Wes Anderson encarna, desde hace décadas y junto con apenas un puñado de directores, la definición de lo que es ser "autor" dentro de Hollywood. De su primer film (Bottle Rocket) a esta parte, su estilo no ha ido cambiando sino más bien perfeccionándose. Eso, claro, es lo que a menudo no comprenden sus detractores, quienes suelen acusarlo de repetitivo y exageradamente estilizado. Es cierto, lo es, y el mismo Anderson lo reconoce "...siento que se me critica por anteponer el estilo a la caracterización de los personajes, pero toda decisión estética que tomo es para hacer que esos personajes justamente resalten" (Fuente: IMDB).
El Gran Hotel Budapest no es tan sólo una muestra más del exacerbado manierismo del autor (eso pudo haberlo sido su anterior película, igualmente disfrutable, Moonrise Kingdom) sino además una de las piezas más interesantes y completas de su filmografía entera. Apenas detrás de Rushmore, Los Excéntricos Tenembaum y La Vida Acuática, ...Budapest es una vuelta al estilo más desquiciado y coral, pero también una comedia/aventura que se puede disfrutar sin la necesidad de ser un árduo conocedor o fanático del realizador.
La historia tiene una triple (se podría argumentar cuádruple) narración: primero, a través de Tom Wilkinson (el autor de un libro que contará la historia del Gran Hotel), después a través de Jude Law (su versión más joven) quien dialoga con el dueño del Hotel, verdadero narrador, y después a través de su protagonista, Ralph Fiennes, estrella del relato. La cuarta narración (aún sin voz en on/off) podría ser la de una pequeña lectora que descubre la historia en el libro, pero nos quedaremos mayormente con las otras tres para no confundirnos demasiado. Éste y otros tipos de rebusques laberínticos pueden ser extraños y confusos, pero cumplen un interesante rol estilístico: quienes presten atención a la pantalla grande notarán cómo el formato cambia a medida que el relato fluctúa entre una y otra voz; el pasado es proporción 1:37 (formato académico, de cine clásico), mientras que el presente es pantalla ancha (1.85 y en algunas ocasiones, 2:35). Más allá del estilismo, el recurso no es tan sólo un capricho: la historia cuenta, después de todo, una trama casi olvidada que tenía lugar en un mundo ahora extinto, que no para de mutar y cambiar las reglas del juego. El cine se adapta al cambio y los nuevos tiempos, mientras el hotel y sus personajes lentamente van fundiendo a negro.
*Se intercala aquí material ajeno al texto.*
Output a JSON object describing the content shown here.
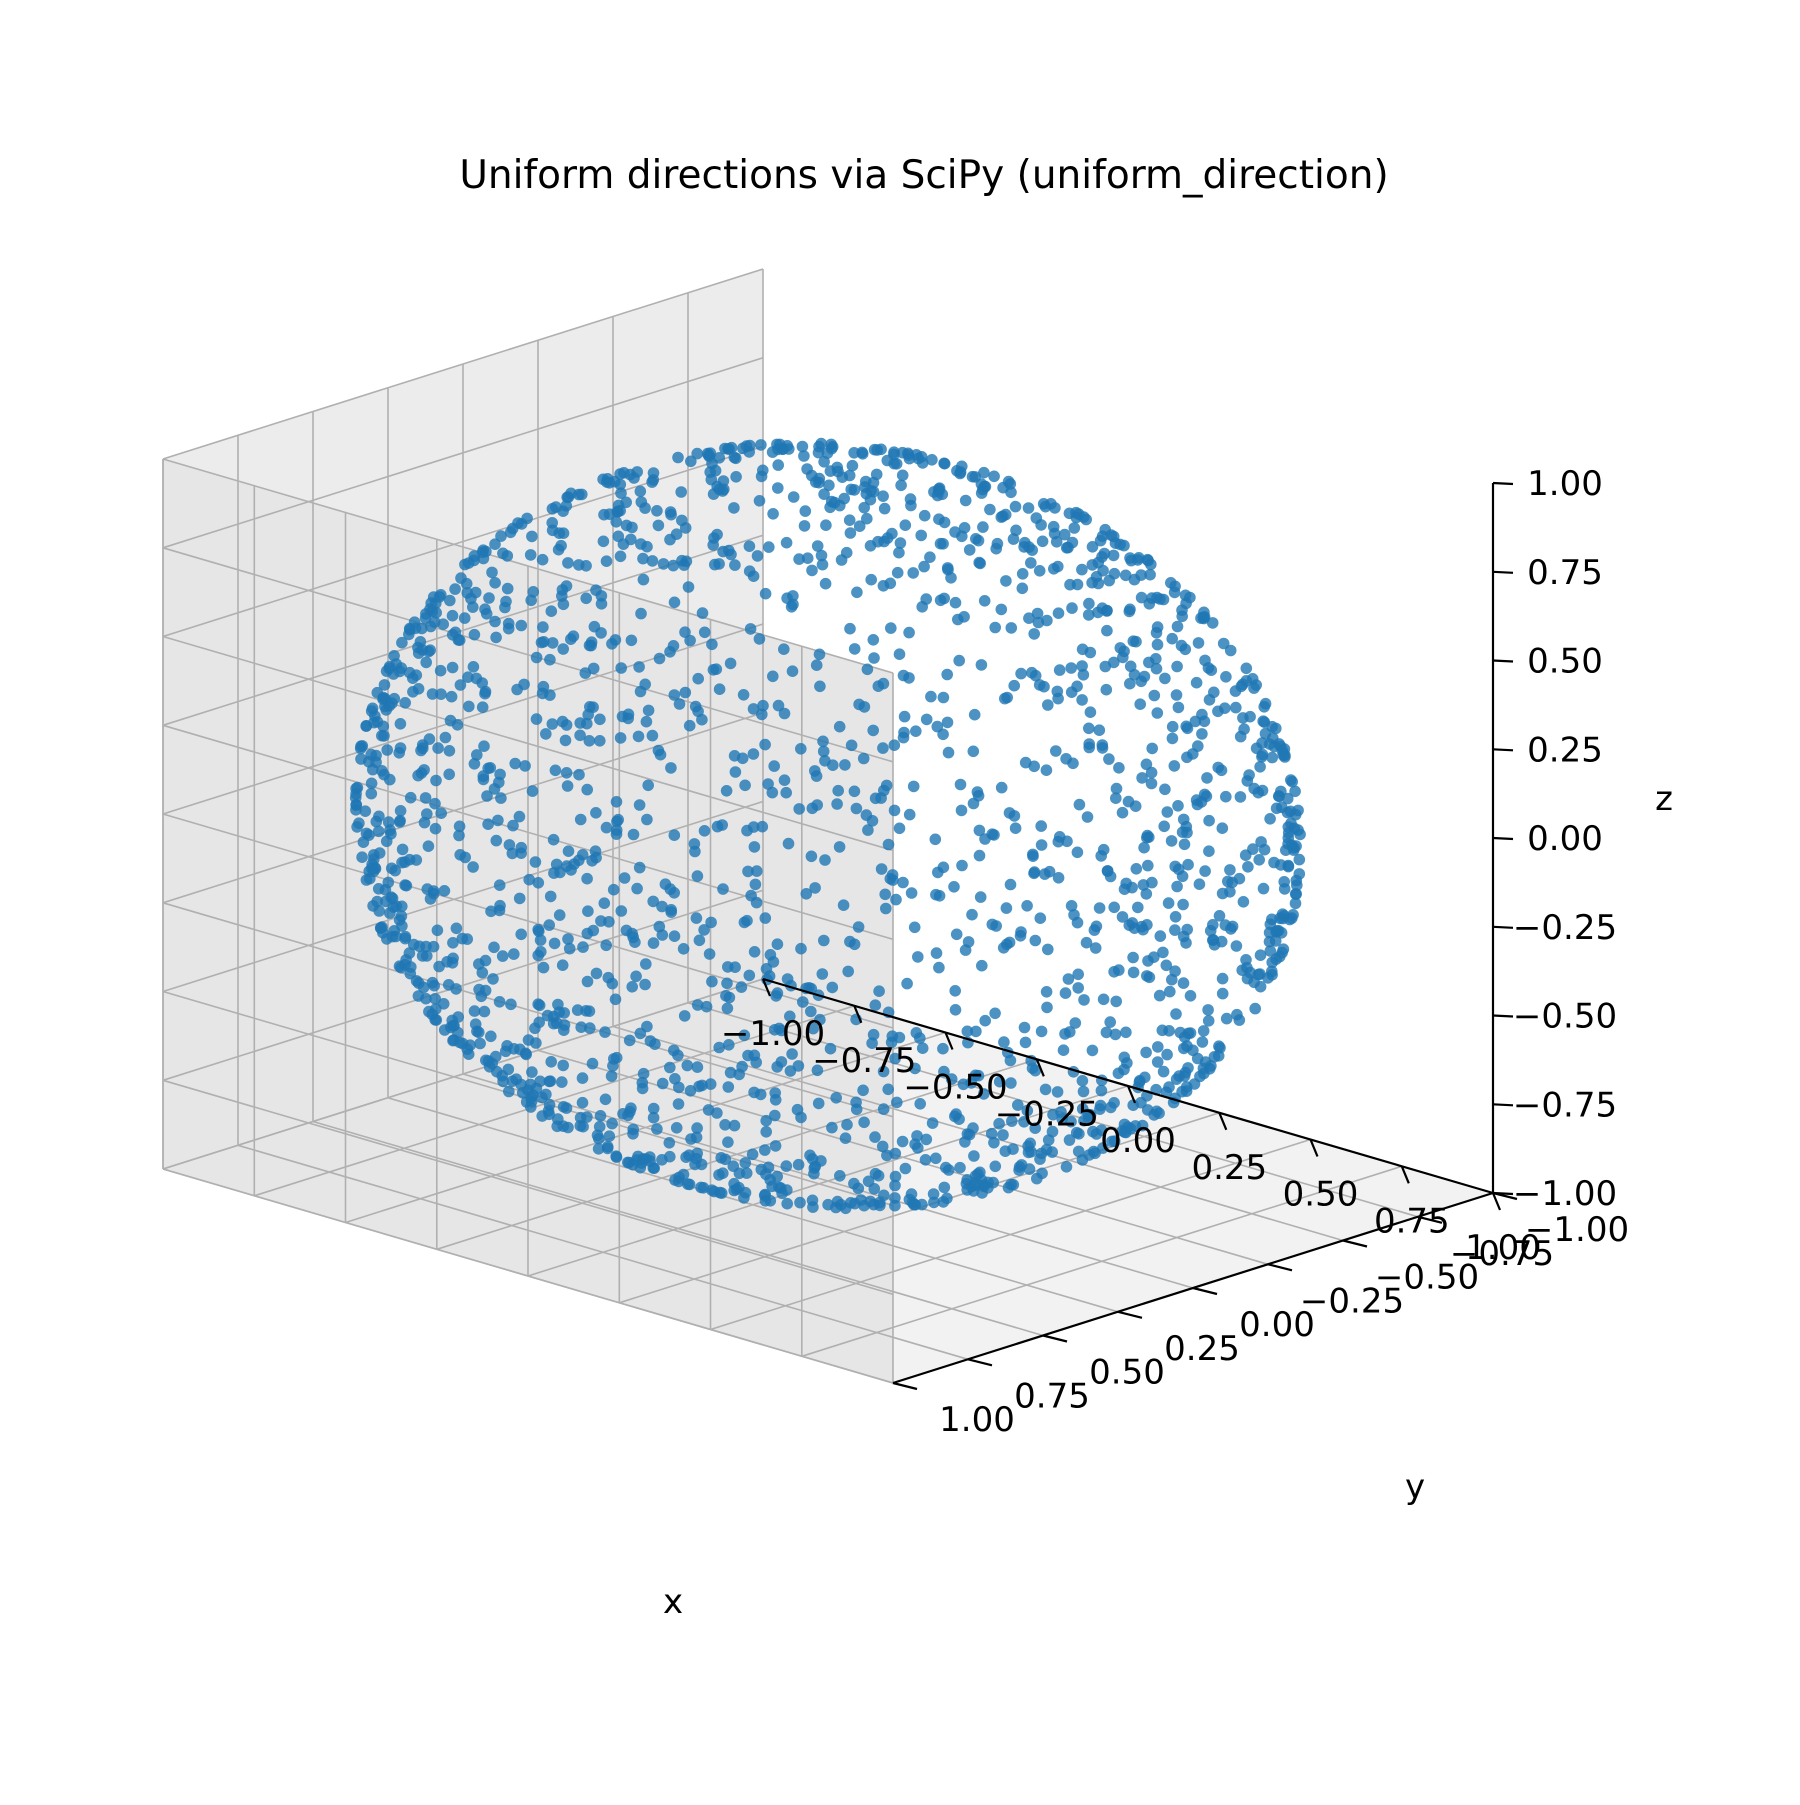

Es en éste mismo hotel del título donde se desarrolla la mayor parte de la película y donde se teje una trama macabra -aunque sin abandonar jamás el tono irónico y de comedia, por momentos muy negra. Es justamente en esos momentos, de hecho, donde la narración parece haberse escapado de una novela de Agatha Christie: la millonario dueña de varias propiedades y una valiosa obra pictórica fallece y deja una parte de su riqueza al conserje del Gran Hotel Budapest, nuestro héroe de la historia (Ralph Fiennes), quien junto con su recién llegado botones (bell-boy, en inglés) interpretado con ternura por Tony Revolori, deberá luchar contra la familia de la difunta, que hará lo imposible por retener la mayor cantidad de bienes. De aquí surgen enriedos, traiciones, asesinatos, mentiras y compañerismo, y todos estos actos y emociones se suceden frente a la pantalla siempre con un dejo de absurdo existencial: el protagonista recita poesía en un estado constante de inspiración, pero cada tanto abandona la práctica arrepintiéndose y arrojando un "Awwh, fuck it!". A veces, en el ridículo y comportándose como niños, éstos seres resultan más reales que los héroes perfectos de Hollywood.
El Gran Hotel Budapest es, también, la película más ambiciosa en cuanto a escala de producción del cine de Anderson: al hotel se suman trenes, museos y hasta una curiosa cárcel, mientras que el despliegue de vestuario y la puesta en escena constantemente sorprende con su exhaustivo nivel de detalle. Y por ello, la incuestionable conclusión: puede que esta película siga sin hacer nada por aquellos que se aburren con el cine de Wes Anderson, pero indudablemente demuestra que el autor se sigue perfeccionando.